The National Command Authority and its cheerleaders cannot say out loud... this is what we are doing, and it can't get done unless we dehumanize the occupied. This reality, this system, will express itself in the thoughts and emotions of you, the troops who carry it out, because this military occupation is in a sense making a prison of Iraq and making you, the troops, its turnkeys.

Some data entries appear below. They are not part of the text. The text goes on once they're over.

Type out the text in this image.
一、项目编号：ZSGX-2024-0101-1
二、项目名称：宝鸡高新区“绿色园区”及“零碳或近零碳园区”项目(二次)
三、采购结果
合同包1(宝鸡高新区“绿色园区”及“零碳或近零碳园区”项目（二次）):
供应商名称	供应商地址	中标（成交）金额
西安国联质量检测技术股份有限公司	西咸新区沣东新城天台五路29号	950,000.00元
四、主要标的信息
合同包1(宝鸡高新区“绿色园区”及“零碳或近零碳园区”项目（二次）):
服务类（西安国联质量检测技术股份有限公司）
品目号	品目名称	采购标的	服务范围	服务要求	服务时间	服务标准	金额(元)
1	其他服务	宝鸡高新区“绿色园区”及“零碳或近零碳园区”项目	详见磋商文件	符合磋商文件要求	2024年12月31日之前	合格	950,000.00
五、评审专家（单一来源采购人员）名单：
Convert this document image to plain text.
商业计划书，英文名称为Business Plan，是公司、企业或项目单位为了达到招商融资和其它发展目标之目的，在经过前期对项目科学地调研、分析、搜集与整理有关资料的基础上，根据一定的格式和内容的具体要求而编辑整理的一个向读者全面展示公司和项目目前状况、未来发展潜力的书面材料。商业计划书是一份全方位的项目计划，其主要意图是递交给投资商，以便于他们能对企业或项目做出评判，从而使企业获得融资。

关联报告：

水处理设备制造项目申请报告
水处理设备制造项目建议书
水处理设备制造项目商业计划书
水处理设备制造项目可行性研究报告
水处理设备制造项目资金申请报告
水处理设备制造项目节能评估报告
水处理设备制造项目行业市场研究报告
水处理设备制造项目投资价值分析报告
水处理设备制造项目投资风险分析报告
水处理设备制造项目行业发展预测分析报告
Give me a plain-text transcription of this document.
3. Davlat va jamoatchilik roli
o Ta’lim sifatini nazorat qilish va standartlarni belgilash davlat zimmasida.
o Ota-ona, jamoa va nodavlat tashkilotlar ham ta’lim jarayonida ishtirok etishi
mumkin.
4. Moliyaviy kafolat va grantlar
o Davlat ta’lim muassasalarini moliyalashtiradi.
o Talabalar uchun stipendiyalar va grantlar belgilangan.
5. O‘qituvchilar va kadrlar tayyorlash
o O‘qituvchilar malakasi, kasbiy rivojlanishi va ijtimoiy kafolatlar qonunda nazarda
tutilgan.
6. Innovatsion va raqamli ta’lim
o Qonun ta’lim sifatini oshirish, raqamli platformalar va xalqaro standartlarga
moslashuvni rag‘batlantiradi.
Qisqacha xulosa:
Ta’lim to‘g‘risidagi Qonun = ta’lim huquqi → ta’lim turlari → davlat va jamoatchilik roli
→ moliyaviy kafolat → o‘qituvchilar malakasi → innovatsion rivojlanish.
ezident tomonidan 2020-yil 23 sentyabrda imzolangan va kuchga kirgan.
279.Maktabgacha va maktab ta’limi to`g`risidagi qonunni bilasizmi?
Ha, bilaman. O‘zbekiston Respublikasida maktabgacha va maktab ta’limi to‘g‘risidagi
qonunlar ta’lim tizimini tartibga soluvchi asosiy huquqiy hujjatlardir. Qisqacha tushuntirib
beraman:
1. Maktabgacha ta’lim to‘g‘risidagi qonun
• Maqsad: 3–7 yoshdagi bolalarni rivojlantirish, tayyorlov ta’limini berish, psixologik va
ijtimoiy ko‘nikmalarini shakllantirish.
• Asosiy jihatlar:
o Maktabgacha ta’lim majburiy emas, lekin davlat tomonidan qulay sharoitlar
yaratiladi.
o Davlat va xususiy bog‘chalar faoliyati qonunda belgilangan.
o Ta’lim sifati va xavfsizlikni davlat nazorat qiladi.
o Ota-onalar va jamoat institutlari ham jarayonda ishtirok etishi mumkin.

It will only be those exceptional individuals in the military who refuse to surrender their humanity - no matter how little they may understand the big picture - and who will witness. Those who do break with the system and witness are very important people, important to history, because their refusal to surrender your own moral integrity to the system may lead to our collective salvation by ending this felonious occupation. The troops who filed reports about the abuses at the Abu Ghraib prison were such exceptions.

...

So I'll leave to others the analysis of whether the troops facing courts martial are scapegoats (they are, and they are also probably guilty as hell), and whether or not the military is letting the officers off with reprimands and walking papers to prevent the fire spreading (which it is). I'll just emphasize that the war in Iraq cannot be won. Not because of the inability of US troops to fight, but because we don't belong there. And since that's the case (which I firmly believe it is) every life - Iraqi, American, or otherwise - that is lost or ruined... is wasted.

All this talk of whether Military Intelligence or the mercenaries working for CACI International or the CIA or the MP commanders were responsible is diversionary bullshit so we won't see how Iraq itself has become the Stanford Military Occupation Experiment. Because if we conclude that the problem is systemic, then the only thing to do to stop this is to walk away. And the Bush administration sent troops there for the purpose not of building democracies, but of building permanent military bases in the heart of oil country, and if they walk away, they can't rightly build bases, can they?

...

The set collapses and exposes the half-dressed actors backstage. Their names are no longer Terrorism or Democracy, but Abu Ghraib and Fallujah... My Lai, No Gun Ri, Wounded Knee, Jenin, Jakarta, Rwanda, Mozote, Pelican Bay... killing fields and prisons.